In fact, you can pickle practically any vegetable. It’s one of the best ways to make the most of a big garden harvest. You can get an interesting mix of flavors, like the deep flavor of pickled beets, to the light tartness of pickled carrots, to the sour-spicy kick of pickled jalapenos.   

The pickles get their sourness from the lactic acid in the brine and the acetic acid in the vinegar. Usually, a plain white vinegar is used so that it doesn’t change the color of lighter fruits and vegetables. In most cases, the sourness is balanced by adding sugar and other spices.

14. Kombucha tea

This is actually black or green tea that is mixed with sugar and kombucha fungus, then fermented for 1 to 2 weeks. Sometimes, fruits are added after fermentation to deepen the flavor.

The tea is fizzy, sour, and refreshing. According to Chinese medicine, it can lower blood pressure and soothe irritable bowel syndrome.

However, kombucha tea has to be properly prepared and stored, in order to prohibit the formation of mold and other dangerous bacteria.

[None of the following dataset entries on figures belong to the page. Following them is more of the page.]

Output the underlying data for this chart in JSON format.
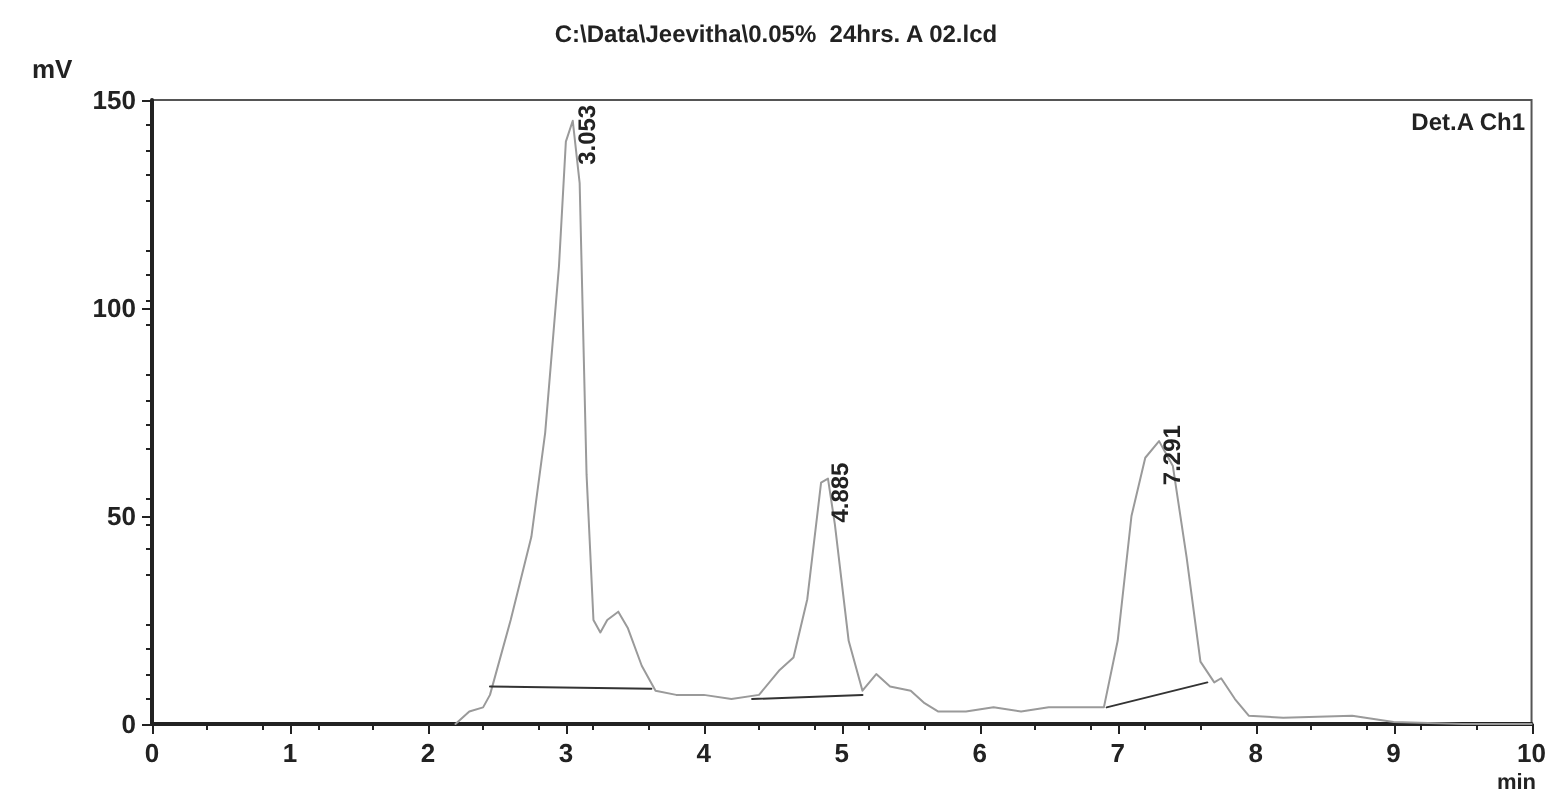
{
  "chart_data": {
    "type": "line",
    "title": "C:\\Data\\Jeevitha\\0.05%  24hrs. A 02.lcd",
    "xlabel": "min",
    "ylabel": "mV",
    "xlim": [
      0,
      10
    ],
    "xticks": [
      0,
      1,
      2,
      3,
      4,
      5,
      6,
      7,
      8,
      9,
      10
    ],
    "ylim": [
      0,
      150
    ],
    "yticks": [
      0,
      50,
      100,
      150
    ],
    "grid": false,
    "marker": "none",
    "line_style": "solid",
    "series": [
      {
        "color": "#9a9a9a",
        "x": [
          2.2,
          2.3,
          2.4,
          2.45,
          2.6,
          2.75,
          2.85,
          2.95,
          3.0,
          3.05,
          3.1,
          3.15,
          3.2,
          3.25,
          3.3,
          3.38,
          3.45,
          3.55,
          3.65,
          3.8,
          4.0,
          4.2,
          4.4,
          4.55,
          4.65,
          4.75,
          4.85,
          4.9,
          4.95,
          5.05,
          5.15,
          5.25,
          5.35,
          5.5,
          5.6,
          5.7,
          5.9,
          6.1,
          6.3,
          6.5,
          6.7,
          6.9,
          7.0,
          7.1,
          7.2,
          7.3,
          7.4,
          7.5,
          7.6,
          7.7,
          7.75,
          7.85,
          7.95,
          8.2,
          8.7,
          9.0,
          9.5,
          10
        ],
        "values": [
          0,
          3,
          4,
          7,
          25,
          45,
          70,
          110,
          140,
          145,
          130,
          60,
          25,
          22,
          25,
          27,
          23,
          14,
          8,
          7,
          7,
          6,
          7,
          13,
          16,
          30,
          58,
          59,
          48,
          20,
          8,
          12,
          9,
          8,
          5,
          3,
          3,
          4,
          3,
          4,
          4,
          4,
          20,
          50,
          64,
          68,
          62,
          40,
          15,
          10,
          11,
          6,
          2,
          1.5,
          2,
          0.5,
          0,
          0
        ]
      },
      {
        "color": "#333333",
        "x": [
          2.45,
          3.62
        ],
        "values": [
          9,
          8.5
        ]
      },
      {
        "color": "#333333",
        "x": [
          4.35,
          5.15
        ],
        "values": [
          6,
          7
        ]
      },
      {
        "color": "#333333",
        "x": [
          6.92,
          7.65
        ],
        "values": [
          4,
          10
        ]
      }
    ],
    "annotations": [
      {
        "text": "3.053",
        "x": 3.053,
        "y": 145
      },
      {
        "text": "4.885",
        "x": 4.885,
        "y": 59
      },
      {
        "text": "7.291",
        "x": 7.291,
        "y": 68
      },
      "Det.A Ch1"
    ]
  }
}
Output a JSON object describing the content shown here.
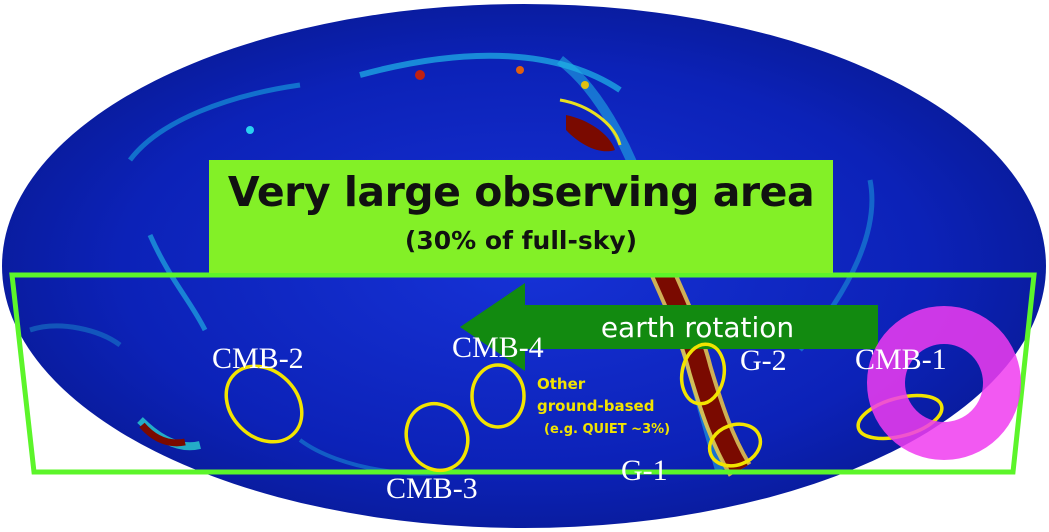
{
  "title": {
    "main": "Very large observing area",
    "sub": "(30% of full-sky)"
  },
  "arrow": {
    "label": "earth rotation",
    "direction": "left"
  },
  "fields": [
    {
      "id": "cmb-2",
      "label": "CMB-2"
    },
    {
      "id": "cmb-4",
      "label": "CMB-4"
    },
    {
      "id": "cmb-3",
      "label": "CMB-3"
    },
    {
      "id": "g-2",
      "label": "G-2"
    },
    {
      "id": "g-1",
      "label": "G-1"
    },
    {
      "id": "cmb-1",
      "label": "CMB-1"
    }
  ],
  "other_ground_based": {
    "line1": "Other",
    "line2": "ground-based",
    "line3": "(e.g. QUIET ~3%)"
  },
  "colors": {
    "sky_background": "#0b1fb0",
    "box_green": "#83f027",
    "band_outline": "#5cf52a",
    "arrow_green": "#128a10",
    "field_outline": "#f2e400",
    "galactic_plane": "#7a0a00",
    "marker_magenta": "#f03cf0"
  }
}
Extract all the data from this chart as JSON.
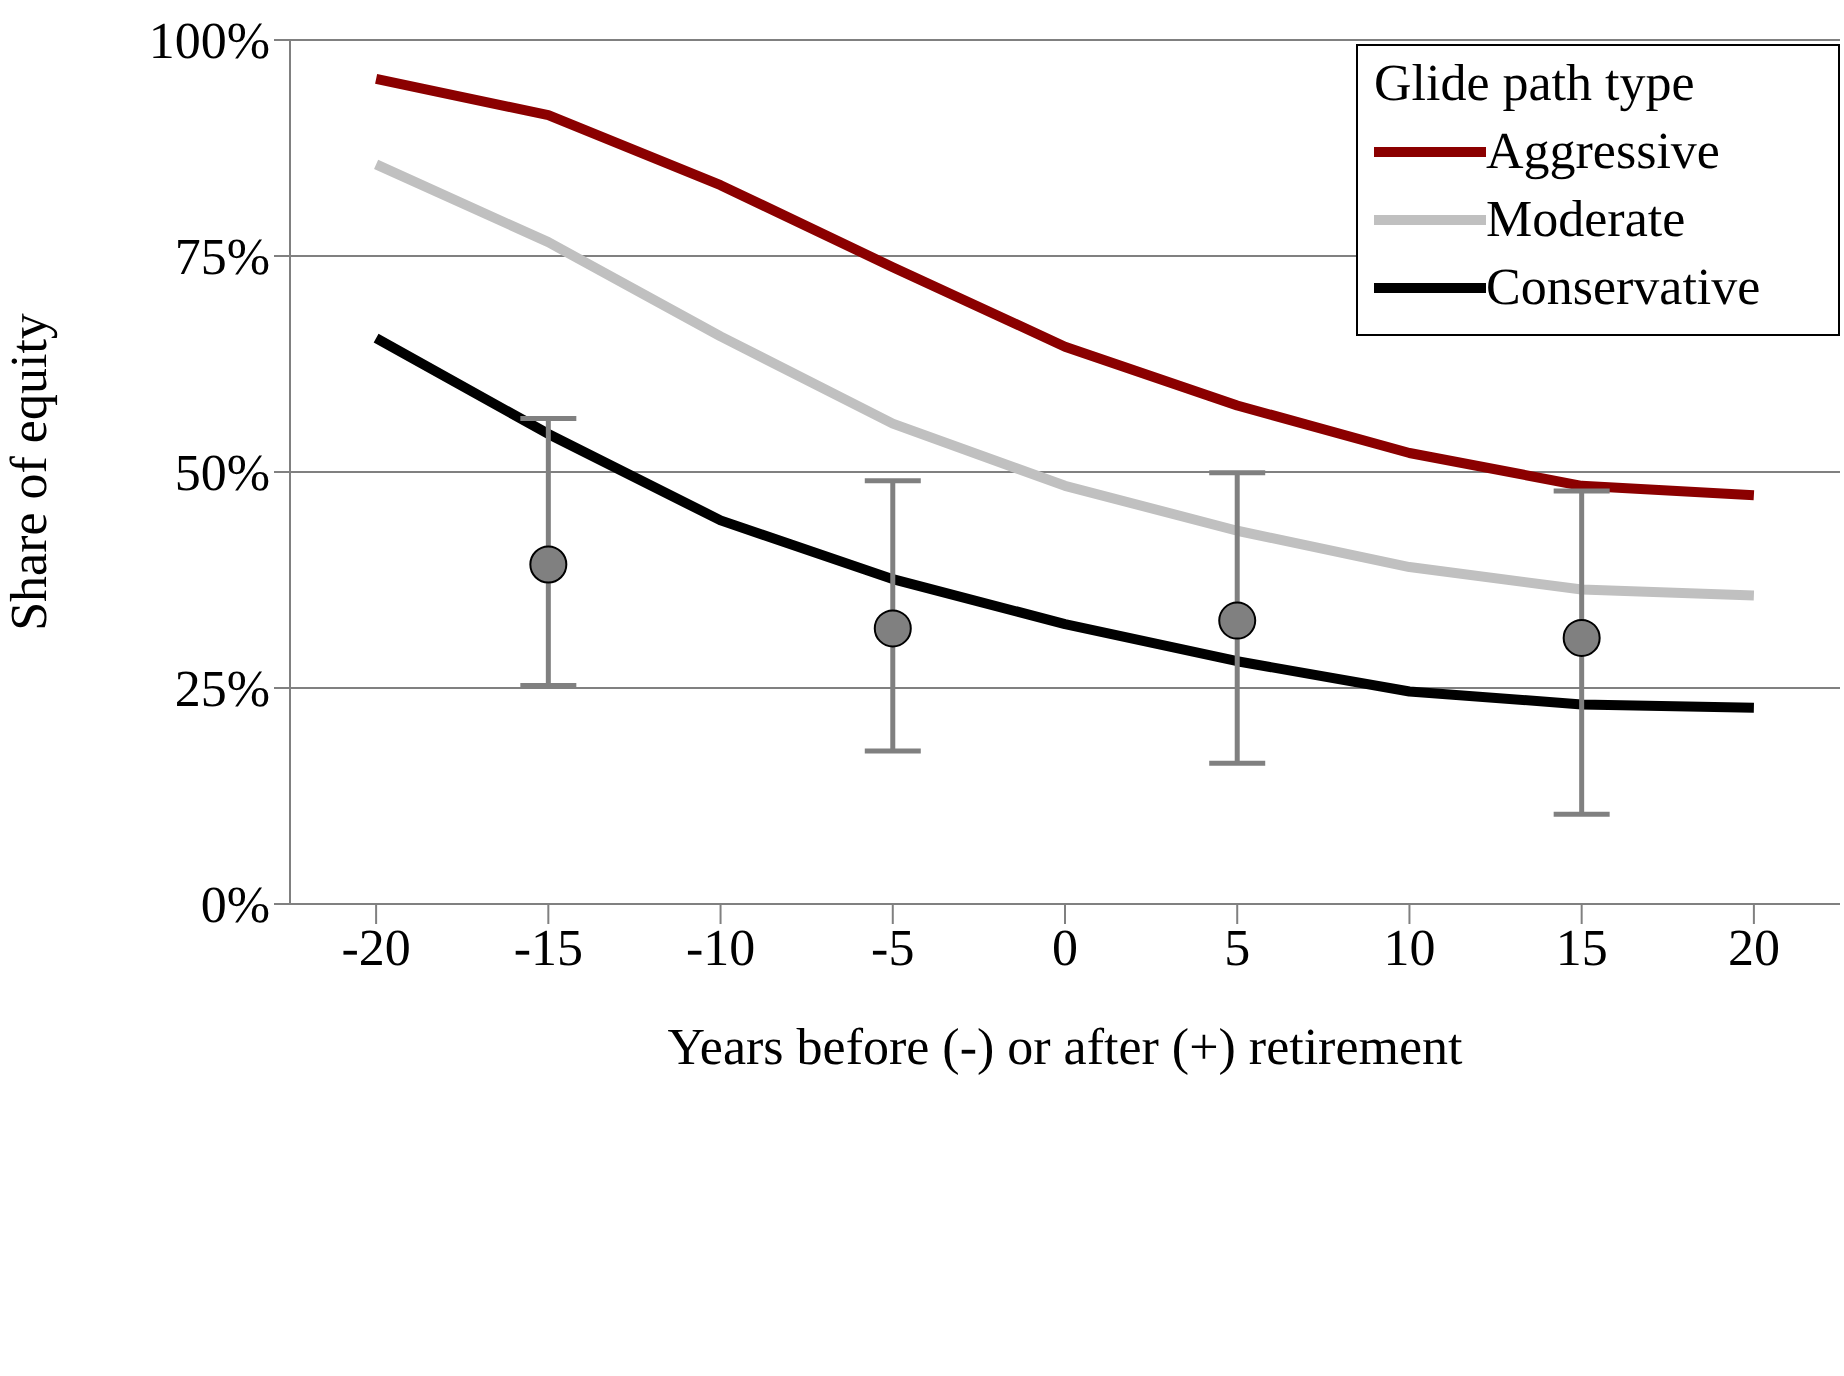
{
  "chart_data": {
    "type": "line",
    "xlabel": "Years before (-) or after (+) retirement",
    "ylabel": "Share of equity",
    "legend_title": "Glide path type",
    "x": [
      -20,
      -15,
      -10,
      -5,
      0,
      5,
      10,
      15,
      20
    ],
    "series": [
      {
        "name": "Aggressive",
        "color": "#8b0000",
        "values": [
          95.5,
          91.3,
          83.2,
          73.7,
          64.5,
          57.7,
          52.2,
          48.4,
          47.3
        ]
      },
      {
        "name": "Moderate",
        "color": "#c0c0c0",
        "values": [
          85.6,
          76.6,
          65.7,
          55.6,
          48.4,
          43.2,
          39.0,
          36.4,
          35.7
        ]
      },
      {
        "name": "Conservative",
        "color": "#000000",
        "values": [
          65.5,
          54.4,
          44.4,
          37.6,
          32.4,
          28.1,
          24.6,
          23.1,
          22.7
        ]
      },
      {
        "type": "scatter",
        "color": "#808080",
        "marker": "circle",
        "x": [
          -15,
          -5,
          5,
          15
        ],
        "values": [
          39.3,
          31.9,
          32.8,
          30.8
        ],
        "errors": [
          [
            25.3,
            56.2
          ],
          [
            17.7,
            49.0
          ],
          [
            16.3,
            49.9
          ],
          [
            10.4,
            47.8
          ]
        ]
      }
    ],
    "xlim": [
      -22.5,
      22.5
    ],
    "xticks": [
      -20,
      -15,
      -10,
      -5,
      0,
      5,
      10,
      15,
      20
    ],
    "ylim": [
      0,
      100
    ],
    "yticks": [
      {
        "value": 0,
        "label": "0%"
      },
      {
        "value": 25,
        "label": "25%"
      },
      {
        "value": 50,
        "label": "50%"
      },
      {
        "value": 75,
        "label": "75%"
      },
      {
        "value": 100,
        "label": "100%"
      }
    ],
    "grid": "y",
    "legend": "top right",
    "marker": "none",
    "line_style": "solid"
  }
}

It should not be consumed during pregnancy, because of possible risk of bacterial contamination.

15. Yogurt

Yogurt is a kind of fermented dairy. In its natural and unsweetened state, it is actually quite sour and tart. It has probiotics, and is also full of calcium, protein and phosphorus.

Greek yogurt uses the same fermentation process as regular yogurt, but is strained to have a thicker consistency.

Yogurt can be eaten on its own, or used for baking, salad, dressings, marinades and cooking. Since it is low in fat, it is a healthy substitute for mayonnaise and cream.

16. Kefir

Like yogurt, kefir is fermented milk. However, it has a thinner consistency and is meant to be drank rather than eaten.

Kefir has about 30 species of probiotics, so some say it is actually healthier than yogurt. Research has found that some of those probiotics can help with weight loss—but only if you use the varieties that aren’t flavored by fruits.

17. Quark Cheese

This is also made from fermenting milk. Milk is mixed with lactic acid, then heated. Once it curdles, it is strained and then mixed with bacterial strains.

The sour, tart taste may take getting used to, but it has lower fat content than other cheeses. It is typically used in smoothies, dressings and sauces.

Final Thoughts

Sour foods have numerous health benefits, and there are so many delicious ways to enjoy them every day. Eat them fresh, turn into a drink, or use as an ingredient. It is an easy way to increase the nutrition of your meals and add an extra depth of flavor.